The strike wave showed that by fighting back, we can win. When hundreds of thousands of teachers went on strike, they forced the government to give them a pay rise.

And students can fight back too. In London, Pimlico Sixth Form College students went on strike to protest racist uniform rules, and against removing black history month from the curriculum.

Hundreds of thousands of students and young people have come to the streets against the horrific genocidal attacks launched against the Palestinians. This led to the sacking of right-wing racist Tory home secretary Suella Braverman.

We’ve won before

During the Covid crisis, school and college student protests forced the Tories to back down on their plans to downgrade the exam grades for working-class students.
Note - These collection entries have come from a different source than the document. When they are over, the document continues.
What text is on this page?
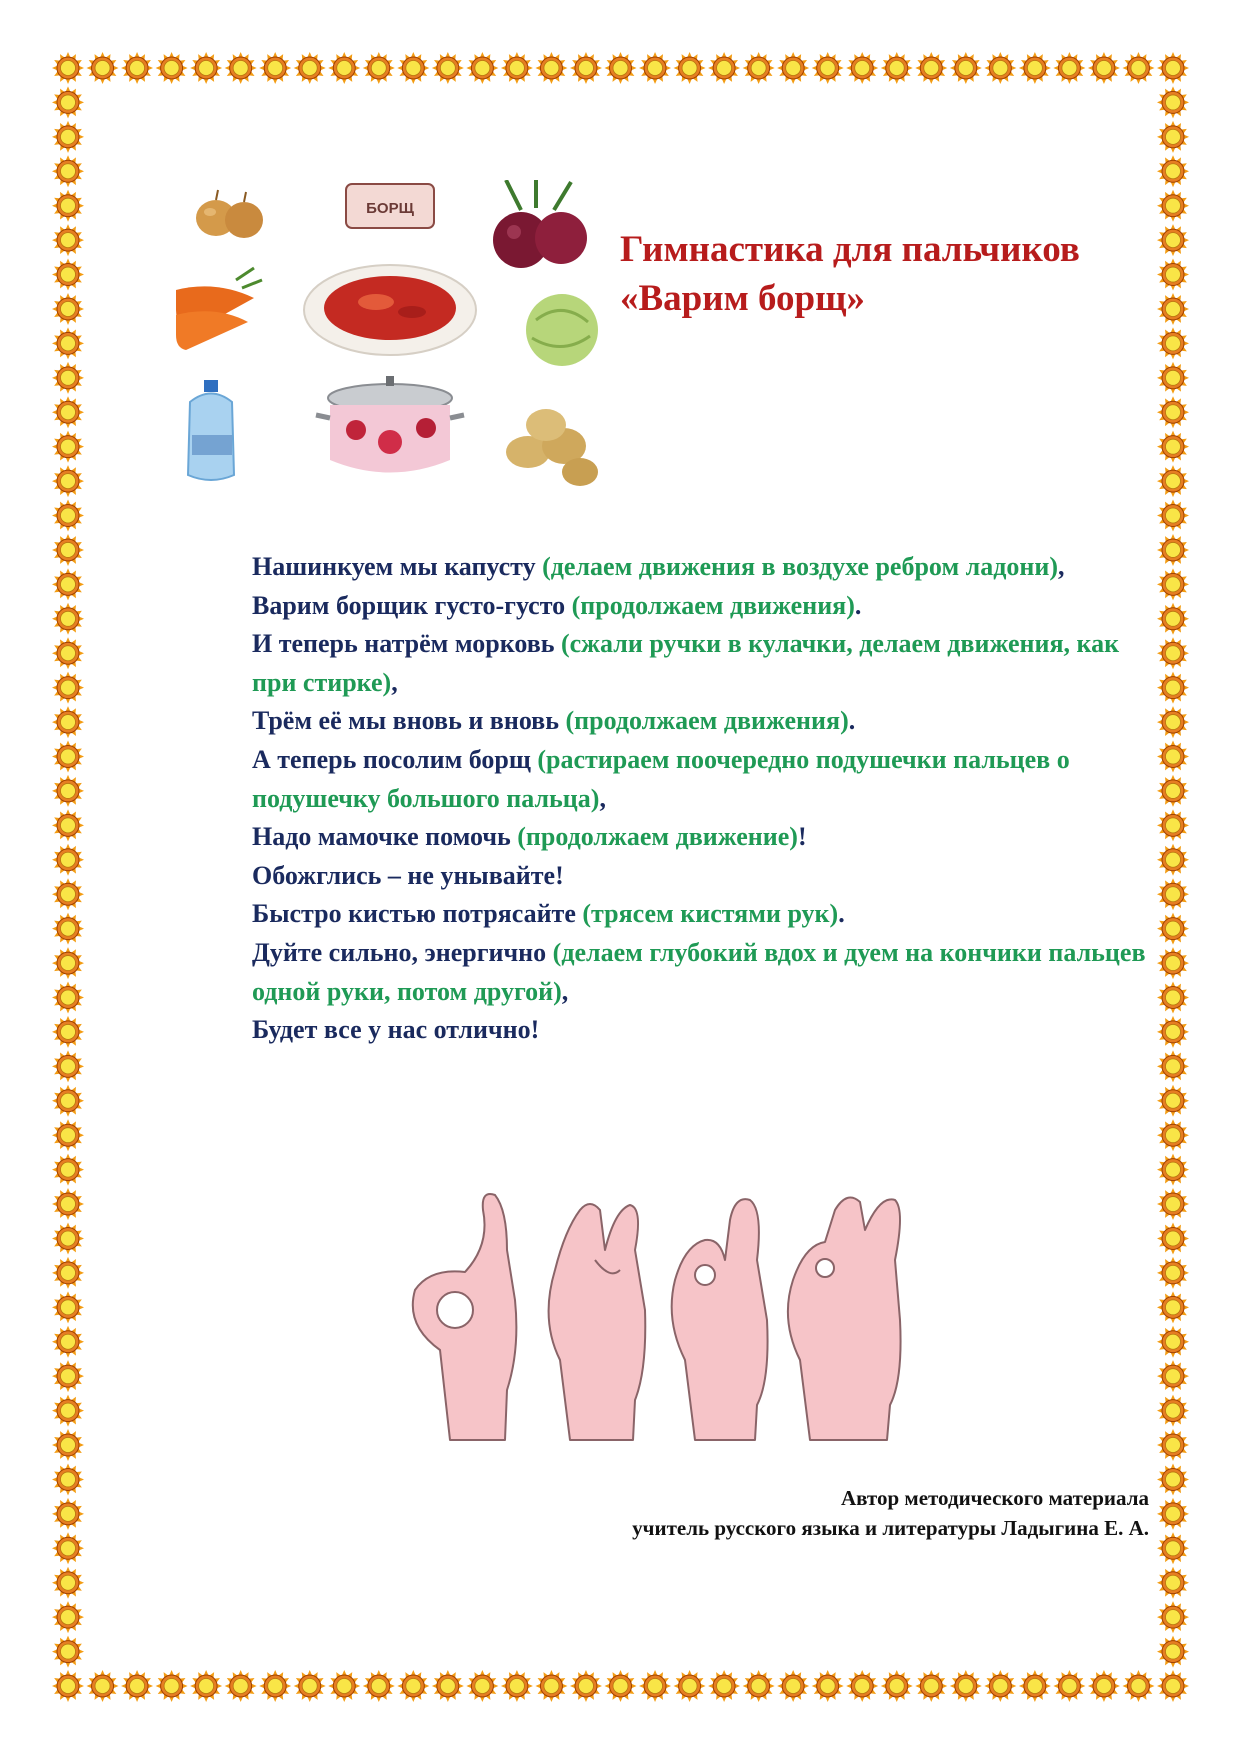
БОРЩ
Гимнастика для пальчиков
«Варим борщ»

Нашинкуем мы капусту (делаем движения в воздухе ребром ладони),

Варим борщик густо-густо (продолжаем движения).

И теперь натрём морковь (сжали ручки в кулачки, делаем движения, как при стирке),

Трём её мы вновь и вновь (продолжаем движения).

А теперь посолим борщ (растираем поочередно подушечки пальцев о подушечку большого пальца),

Надо мамочке помочь (продолжаем движение)!

Обожглись – не унывайте!

Быстро кистью потрясайте (трясем кистями рук).

Дуйте сильно, энергично (делаем глубокий вдох и дуем на кончики пальцев одной руки, потом другой),

Будет все у нас отлично!

Автор методического материала
учитель русского языка и литературы Ладыгина Е. А.
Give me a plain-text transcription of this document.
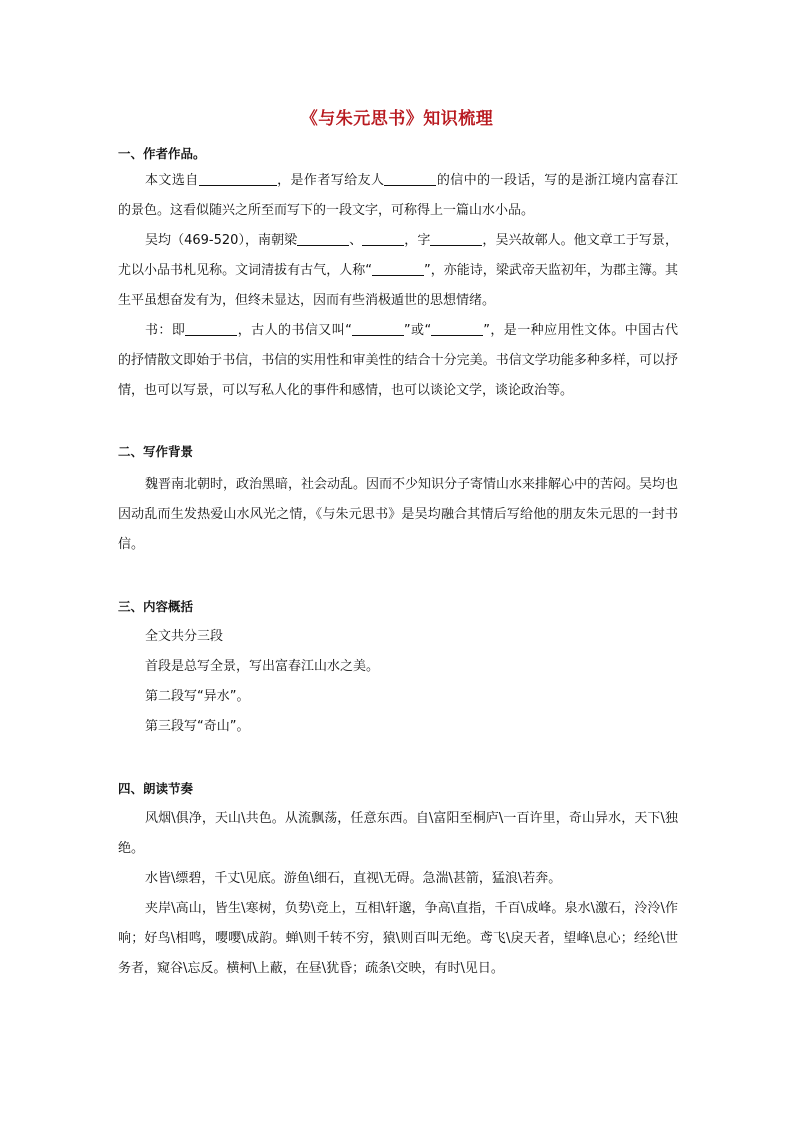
《与朱元思书》知识梳理
一、作者作品。
本文选自	，是作者写给友人	的信中的一段话，写的是浙江境内富春江的景色。这看似随兴之所至而写下的一段文字，可称得上一篇山水小品。
吴均（469-520），南朝梁	、	，字	，吴兴故鄣人。他文章工于写景，尤以小品书札见称。文词清拔有古气，人称“	”，亦能诗，梁武帝天监初年，为郡主簿。其生平虽想奋发有为，但终未显达，因而有些消极遁世的思想情绪。
书：即	，古人的书信又叫“	”或“	”，是一种应用性文体。中国古代的抒情散文即始于书信，书信的实用性和审美性的结合十分完美。书信文学功能多种多样，可以抒情，也可以写景，可以写私人化的事件和感情，也可以谈论文学，谈论政治等。
二、写作背景
魏晋南北朝时，政治黑暗，社会动乱。因而不少知识分子寄情山水来排解心中的苦闷。吴均也因动乱而生发热爱山水风光之情，《与朱元思书》是吴均融合其情后写给他的朋友朱元思的一封书信。
三、内容概括
全文共分三段
首段是总写全景，写出富春江山水之美。
第二段写“异水”。
第三段写“奇山”。
四、朗读节奏
风烟\俱净，天山\共色。从流飘荡，任意东西。自\富阳至桐庐\一百许里，奇山异水，天下\独绝。
水皆\缥碧，千丈\见底。游鱼\细石，直视\无碍。急湍\甚箭，猛浪\若奔。
夹岸\高山，皆生\寒树，负势\竞上，互相\轩邈，争高\直指，千百\成峰。泉水\激石，泠泠\作响；好鸟\相鸣，嘤嘤\成韵。蝉\则千转不穷，猿\则百叫无绝。鸢飞\戾天者，望峰\息心；经纶\世务者，窥谷\忘反。横柯\上蔽，在昼\犹昏；疏条\交映，有时\见日。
We can fight and win funding for our colleges too. That means fighting for a political alternative to Keir Starmer’s Labour – a democratic trade union-based mass workers’ party that fights for fully funded free education, against all the attacks on young and working-class people.


Funding Not Fees

Socialist Students is organising lobbies of our local MPs, to see where they stand on education funding, and whether they plan to actually represent us against this Labour government.

Will they join our movement for free, fully funded education, demand that big business foots the bill, not students and workers? Or will they stay silent, as this government destroys our lives and futures?